Donald Trump established the coronavirus task force with VP Mike Pence leading the way.  What we’ve only recently learned is that Jared Kushner has his own shadow group of advisors, to reportedly cut through the red tape and get things done.  It’s sort of like a giving the young one a Lego set to give him something to do. Well, young Jared has made so much progress with his project, father-in-law Trump decided to let him tell the class about it. So yesterday, in the White House briefing room, Jared made a rare appearance before cameras, where he promptly showed he wasn’t quite ready for prime time. At the White House briefing, he took to the podium to pit the federal government against the states in the battle for ventilators and masks:

“The notion of the federal stockpile is that it’s supposed to be our stockpile. It’s not supposed to be states’ stockpiles that they then use.”

Congressman Ted Lieu (D-CA) replied to these remarks saying, Dear Jared Kushner of the @realDonaldTrump Administration: We are the UNITED STATES of America. The federal stockpile is reserved for all Americans living in our states, not just federal employees. Get it?” And Lieu’s response isn’t a political one. A simple search of the Strategic National Stockpile on the Health & Human Services government website backs this up saying:

When state, local, tribal, and territorial responders request federal assistance to support their response efforts, the stockpile ensures that the right medicines and supplies get to those who need them most during an emergency. 

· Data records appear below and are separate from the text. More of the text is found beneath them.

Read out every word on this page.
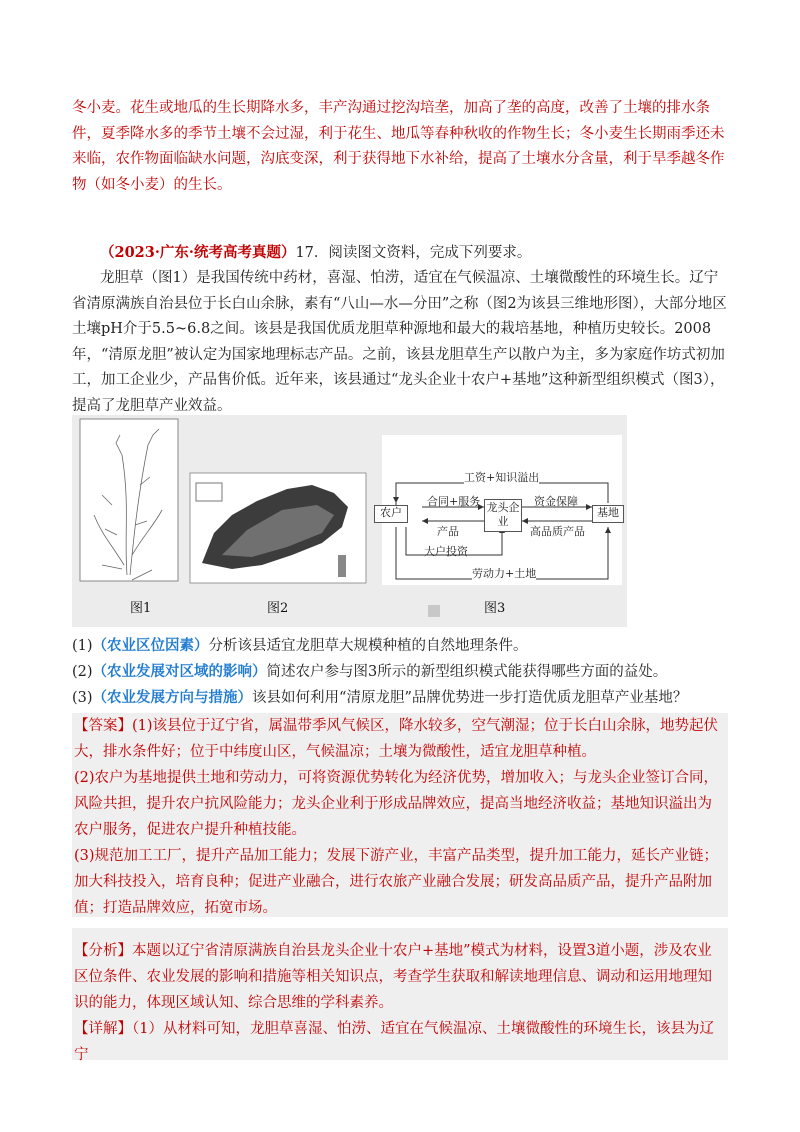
冬小麦。花生或地瓜的生长期降水多，丰产沟通过挖沟培垄，加高了垄的高度，改善了土壤的排水条件，夏季降水多的季节土壤不会过湿，利于花生、地瓜等春种秋收的作物生长；冬小麦生长期雨季还未来临，农作物面临缺水问题，沟底变深，利于获得地下水补给，提高了土壤水分含量，利于旱季越冬作物（如冬小麦）的生长。
（2023·广东·统考高考真题）17．阅读图文资料，完成下列要求。
龙胆草（图1）是我国传统中药材，喜湿、怕涝，适宜在气候温凉、土壤微酸性的环境生长。辽宁省清原满族自治县位于长白山余脉，素有“八山—水—分田”之称（图2为该县三维地形图），大部分地区土壤pH介于5.5~6.8之间。该县是我国优质龙胆草种源地和最大的栽培基地，种植历史较长。2008年，“清原龙胆”被认定为国家地理标志产品。之前，该县龙胆草生产以散户为主，多为家庭作坊式初加工，加工企业少，产品售价低。近年来，该县通过“龙头企业十农户+基地”这种新型组织模式（图3），提高了龙胆草产业效益。
农户	龙头企业
基地
工资+知识溢出
合同+服务
产品
资金保障
高品质产品
大户投资
劳动力+土地
图1	图2	图3
(1)（农业区位因素）分析该县适宜龙胆草大规模种植的自然地理条件。
(2)（农业发展对区域的影响）简述农户参与图3所示的新型组织模式能获得哪些方面的益处。
(3)（农业发展方向与措施）该县如何利用“清原龙胆”品牌优势进一步打造优质龙胆草产业基地？
【答案】(1)该县位于辽宁省，属温带季风气候区，降水较多，空气潮湿；位于长白山余脉，地势起伏大，排水条件好；位于中纬度山区，气候温凉；土壤为微酸性，适宜龙胆草种植。
(2)农户为基地提供土地和劳动力，可将资源优势转化为经济优势，增加收入；与龙头企业签订合同，风险共担，提升农户抗风险能力；龙头企业利于形成品牌效应，提高当地经济收益；基地知识溢出为农户服务，促进农户提升种植技能。
(3)规范加工工厂，提升产品加工能力；发展下游产业，丰富产品类型，提升加工能力，延长产业链；加大科技投入，培育良种；促进产业融合，进行农旅产业融合发展；研发高品质产品，提升产品附加值；打造品牌效应，拓宽市场。
【分析】本题以辽宁省清原满族自治县龙头企业十农户+基地”模式为材料，设置3道小题，涉及农业区位条件、农业发展的影响和措施等相关知识点，考查学生获取和解读地理信息、调动和运用地理知识的能力，体现区域认知、综合思维的学科素养。
【详解】（1）从材料可知，龙胆草喜湿、怕涝、适宜在气候温凉、土壤微酸性的环境生长，该县为辽宁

And yet Kushner contradicted this basic and lifesaving information on national TV. It’s either a sign he is uninformed, out of his league or just trying to play by his own rules. In a New York Times opinion piece titled, “Jared Kushner Is Going to Get Us All Killed,” columnist Michelle Golberg writes that “Trump’s son-in-law has no business running the coronavirus response:”

In our hour of existential horror, Kushner is making life-or-death decisions for all Americans, showing all the wisdom we’ve come to expect from him.

“Mr. Kushner’s early involvement with dealing with the virus was in advising the president that the media’s coverage exaggerated the threat,” reported The Times. It was apparently at Kushner’s urging that Trump announced, falsely, that Google was about to launch a website that would link Americans with coronavirus testing….

The president was reportedly furious over the website debacle, but Kushner’s authority hasn’t been curbed. 

The Washington Post’s Jennifer Rubin, a conservative columnist adds:

The chaos, confusion and incompetence at the federal level magnify our daily anxiety and uncertainty. We have lost control of our lives, and those supposed to lead us through this ordeal are deepening our national trauma. Years of contempt for expertise, for competent government and for truth itself on the right now haunt us all.